Pin It

20150306 Bedah Buku Kiprah Kemenpan

JAKARTA – Hampir tiga tahun Azwar Abubakar menjadi nakhoda di Kementerian Pendayagunaan Aparatur Negara dan Reformasi Birokrasi, didampingi Eko Prasojo sebagai Wakil Menteri. Duet pemimpin ini dipandang sukses, kendati tidak memperoleh liputan besar-besatan dari media massa.

Demikian sepenggal kisah dari buku berjudul Gerakan Reformasi Birokrasi: Kiprah Kementerian Pendayagunaan Aparatur Negara dan Reformasi Birokrasi 2011-2014 yang ditulis S. Sinansari Ecip dan Edi Sudrajat yang diterbitkan oleh Kementerian PANRB.
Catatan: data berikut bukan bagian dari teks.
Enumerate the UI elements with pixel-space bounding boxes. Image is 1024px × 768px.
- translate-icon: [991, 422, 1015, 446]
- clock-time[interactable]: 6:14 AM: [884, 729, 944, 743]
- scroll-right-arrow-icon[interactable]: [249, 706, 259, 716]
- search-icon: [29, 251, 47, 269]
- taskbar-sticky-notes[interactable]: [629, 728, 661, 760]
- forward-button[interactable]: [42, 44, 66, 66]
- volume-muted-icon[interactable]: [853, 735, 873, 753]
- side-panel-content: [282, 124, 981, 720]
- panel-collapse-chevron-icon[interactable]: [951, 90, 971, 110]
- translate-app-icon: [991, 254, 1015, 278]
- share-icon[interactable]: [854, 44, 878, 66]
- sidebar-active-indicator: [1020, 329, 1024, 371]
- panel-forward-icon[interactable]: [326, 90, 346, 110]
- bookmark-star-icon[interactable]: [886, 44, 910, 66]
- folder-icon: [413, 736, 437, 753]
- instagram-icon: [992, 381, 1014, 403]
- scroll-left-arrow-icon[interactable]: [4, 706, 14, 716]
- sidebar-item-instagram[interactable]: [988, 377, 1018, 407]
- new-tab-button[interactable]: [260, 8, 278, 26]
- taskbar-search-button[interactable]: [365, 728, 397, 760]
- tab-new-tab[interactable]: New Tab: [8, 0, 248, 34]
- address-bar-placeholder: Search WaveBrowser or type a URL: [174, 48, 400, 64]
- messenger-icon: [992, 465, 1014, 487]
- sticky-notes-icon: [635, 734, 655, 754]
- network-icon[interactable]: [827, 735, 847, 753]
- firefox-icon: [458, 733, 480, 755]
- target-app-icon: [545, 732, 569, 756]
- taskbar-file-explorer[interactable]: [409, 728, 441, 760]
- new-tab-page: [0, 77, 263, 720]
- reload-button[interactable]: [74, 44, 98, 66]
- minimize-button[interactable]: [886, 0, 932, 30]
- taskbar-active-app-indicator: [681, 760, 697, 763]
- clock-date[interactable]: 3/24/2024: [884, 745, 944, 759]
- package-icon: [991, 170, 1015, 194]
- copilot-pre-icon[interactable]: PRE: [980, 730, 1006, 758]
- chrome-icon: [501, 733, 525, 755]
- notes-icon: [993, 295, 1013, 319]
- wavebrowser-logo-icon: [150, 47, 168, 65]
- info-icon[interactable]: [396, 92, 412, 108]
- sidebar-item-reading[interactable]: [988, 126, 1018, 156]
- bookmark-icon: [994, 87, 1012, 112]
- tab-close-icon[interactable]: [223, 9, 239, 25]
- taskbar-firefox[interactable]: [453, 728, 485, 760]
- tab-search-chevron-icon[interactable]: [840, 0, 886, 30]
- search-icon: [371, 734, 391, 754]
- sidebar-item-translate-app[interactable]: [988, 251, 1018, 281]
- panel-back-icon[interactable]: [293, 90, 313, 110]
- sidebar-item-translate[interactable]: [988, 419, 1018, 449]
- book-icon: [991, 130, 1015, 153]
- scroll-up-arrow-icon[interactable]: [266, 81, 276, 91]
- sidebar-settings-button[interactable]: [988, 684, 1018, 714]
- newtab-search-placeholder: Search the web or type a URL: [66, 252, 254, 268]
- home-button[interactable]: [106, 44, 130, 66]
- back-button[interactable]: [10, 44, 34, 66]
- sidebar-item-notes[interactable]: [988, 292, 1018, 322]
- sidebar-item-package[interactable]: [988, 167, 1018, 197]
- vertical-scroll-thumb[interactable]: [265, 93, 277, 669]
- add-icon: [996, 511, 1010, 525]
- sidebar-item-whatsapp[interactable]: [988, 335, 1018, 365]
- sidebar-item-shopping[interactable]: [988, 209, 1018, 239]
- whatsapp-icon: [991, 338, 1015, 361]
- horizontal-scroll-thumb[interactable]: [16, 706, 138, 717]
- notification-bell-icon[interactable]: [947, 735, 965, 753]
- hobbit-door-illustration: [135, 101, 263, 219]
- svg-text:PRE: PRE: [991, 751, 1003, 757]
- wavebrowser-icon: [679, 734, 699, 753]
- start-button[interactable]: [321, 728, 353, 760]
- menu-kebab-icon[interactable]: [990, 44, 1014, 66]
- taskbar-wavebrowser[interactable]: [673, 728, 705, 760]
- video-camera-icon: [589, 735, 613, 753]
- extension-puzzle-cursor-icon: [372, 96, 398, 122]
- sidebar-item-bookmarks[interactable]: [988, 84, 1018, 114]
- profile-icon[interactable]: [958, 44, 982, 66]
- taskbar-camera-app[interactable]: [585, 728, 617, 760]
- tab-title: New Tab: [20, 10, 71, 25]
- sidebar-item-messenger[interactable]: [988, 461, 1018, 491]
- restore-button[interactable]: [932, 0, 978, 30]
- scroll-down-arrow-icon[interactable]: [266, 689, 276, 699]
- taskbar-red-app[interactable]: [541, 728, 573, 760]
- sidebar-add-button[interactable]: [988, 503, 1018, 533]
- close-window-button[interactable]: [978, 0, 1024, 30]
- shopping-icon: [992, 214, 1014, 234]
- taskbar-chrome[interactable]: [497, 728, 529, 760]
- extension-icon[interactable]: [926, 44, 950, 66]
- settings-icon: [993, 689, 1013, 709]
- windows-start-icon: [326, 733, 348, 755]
Dalam buku tersebut, Azwar Abubakar mengibaratkan, reformasi birokrasi yang sudah digulirkan sejak era kepemimpinan Presiden Susilo Bambang Yudhoyono ini ibarat pekerjaan juru masak. “Pekerjaan juru masak di dapur tidak kelihatan dari luar,  tetapi sering tercium baunya,” ucap Azwar saat acara bedah buku di Kementerian PANRB, Jakarta, Jumat (6/3). Hadir sebagai sebagai pembicara, Edi Sudrajat selaku penulis dan Ketua Tim Ahli Kementerian PANRB, Indra J Piliang.

Menurut Azwar, Kementerian PANRB merupakan poros politik birokrasi memiliki lima peran penting, yaitu rekrutmen CPNS, promosi terbuka, kebijakan teknologi informasi, pengawasan dan manajemen kerja. “Saat ini yang harus kita lakukan yaitu kerja keras, ke depannya bagaimana, tinggal meminta saja sama Allah,” katanya.

Sebagai penulis, Edi Sudrajat menceritakan pengalamannya bagaimana memperoleh data mengenai kinerja aparatur sipil di Kementerian PANRB. Menurutnya, kepemimpinan Azwar Abubakar memiliki banyak seni. “Pemimpin itu musti punya banyak seni. Pak Azwar banyak seninya termasuk seni menghafali nama-nama presidennya sendiri, berani melobi Pak Gamawan (mantan Menteri Dalam Negeri, Gamawan Fauzi) untuk melakukan seleksi terbuka, dan tiga kali tepuk tangan dalam rapat kabinet,” kata Edi.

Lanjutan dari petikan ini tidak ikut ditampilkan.